As part of the deferred prosecution agreement, Ericsson has agreed to continue to cooperate with the department in any ongoing investigations and prosecutions relating to the conduct, including of individuals; to enhance its compliance program; and to retain an independent compliance monitor for three years.
The department reached this resolution with Ericsson based on a number of factors, including the Company’s failure to voluntarily disclose the conduct to the department and the nature and seriousness of the offense, which included FCPA violations in five countries and the involvement of high-level executives at the Company. Ericsson received partial credit for its cooperation with the department’s investigation, which included conducting a thorough internal investigation, making regular factual presentations to the department, voluntarily making foreign-based employees available for interviews in the United States, producing extensive documentation and disclosing some conduct of which the department was previously unaware.

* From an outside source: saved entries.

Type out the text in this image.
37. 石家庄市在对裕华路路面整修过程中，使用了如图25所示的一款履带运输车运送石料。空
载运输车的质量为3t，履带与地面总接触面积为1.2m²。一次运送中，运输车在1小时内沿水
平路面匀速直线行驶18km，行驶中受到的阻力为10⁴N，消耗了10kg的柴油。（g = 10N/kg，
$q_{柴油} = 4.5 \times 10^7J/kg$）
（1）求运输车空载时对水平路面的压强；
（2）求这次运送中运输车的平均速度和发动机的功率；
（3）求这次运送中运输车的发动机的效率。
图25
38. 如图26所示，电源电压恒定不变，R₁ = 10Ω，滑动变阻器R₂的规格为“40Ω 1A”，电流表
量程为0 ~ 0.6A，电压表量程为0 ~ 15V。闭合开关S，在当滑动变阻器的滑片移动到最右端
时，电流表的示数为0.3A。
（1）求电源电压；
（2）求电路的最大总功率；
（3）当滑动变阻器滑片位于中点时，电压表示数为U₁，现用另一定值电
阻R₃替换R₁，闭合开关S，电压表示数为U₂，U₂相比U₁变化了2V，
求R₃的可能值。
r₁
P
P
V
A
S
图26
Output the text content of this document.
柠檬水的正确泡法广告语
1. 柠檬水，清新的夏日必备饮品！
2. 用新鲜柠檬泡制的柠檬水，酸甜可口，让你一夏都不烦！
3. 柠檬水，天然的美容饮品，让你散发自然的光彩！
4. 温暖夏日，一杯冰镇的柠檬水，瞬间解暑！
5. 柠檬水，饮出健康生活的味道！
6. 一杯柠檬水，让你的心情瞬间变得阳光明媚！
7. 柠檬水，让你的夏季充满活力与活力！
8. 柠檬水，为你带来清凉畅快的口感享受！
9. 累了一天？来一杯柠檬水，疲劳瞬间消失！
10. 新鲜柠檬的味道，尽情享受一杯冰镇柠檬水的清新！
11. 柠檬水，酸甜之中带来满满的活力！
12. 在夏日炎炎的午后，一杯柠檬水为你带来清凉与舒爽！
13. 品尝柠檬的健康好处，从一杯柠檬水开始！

Ericsson did not receive full credit for cooperation and remediation because it did not disclose allegations of corruption with respect to two relevant matters; it produced certain materials in an untimely manner; and it did not fully remediate, including by failing to take adequate disciplinary measures with respect to certain employees involved in the misconduct. The Company has been enhancing and committed to further enhance its compliance program and internal accounting controls. Accordingly, the total criminal penalty reflects a 15 percent reduction off the bottom of the applicable United States Sentencing Guidelines fine range.
In the related matter, Ericsson agreed to pay to the SEC disgorgement and prejudgment interest totaling approximately $540 million.
The case is being investigated by IRS-CI. Acting Assistant Chief Andrew Gentin and Trial Attorney Michael Culhane Harper of the Criminal Division’s Fraud Section and Assistant U.S. Attorney David Abramowicz of the Southern District of New York are prosecuting the case. The Criminal Division’s Office of International Affairs provided assistance.
The department appreciates the significant cooperation provided by the SEC and law enforcement authorities in Sweden in this case.
The Fraud Section is responsible for investigating and prosecuting all FCPA matters. Additional information about the Justice Department’s FCPA enforcement efforts can be found at www.justice.gov/criminal-fraud/foreign-corrupt-practices-act.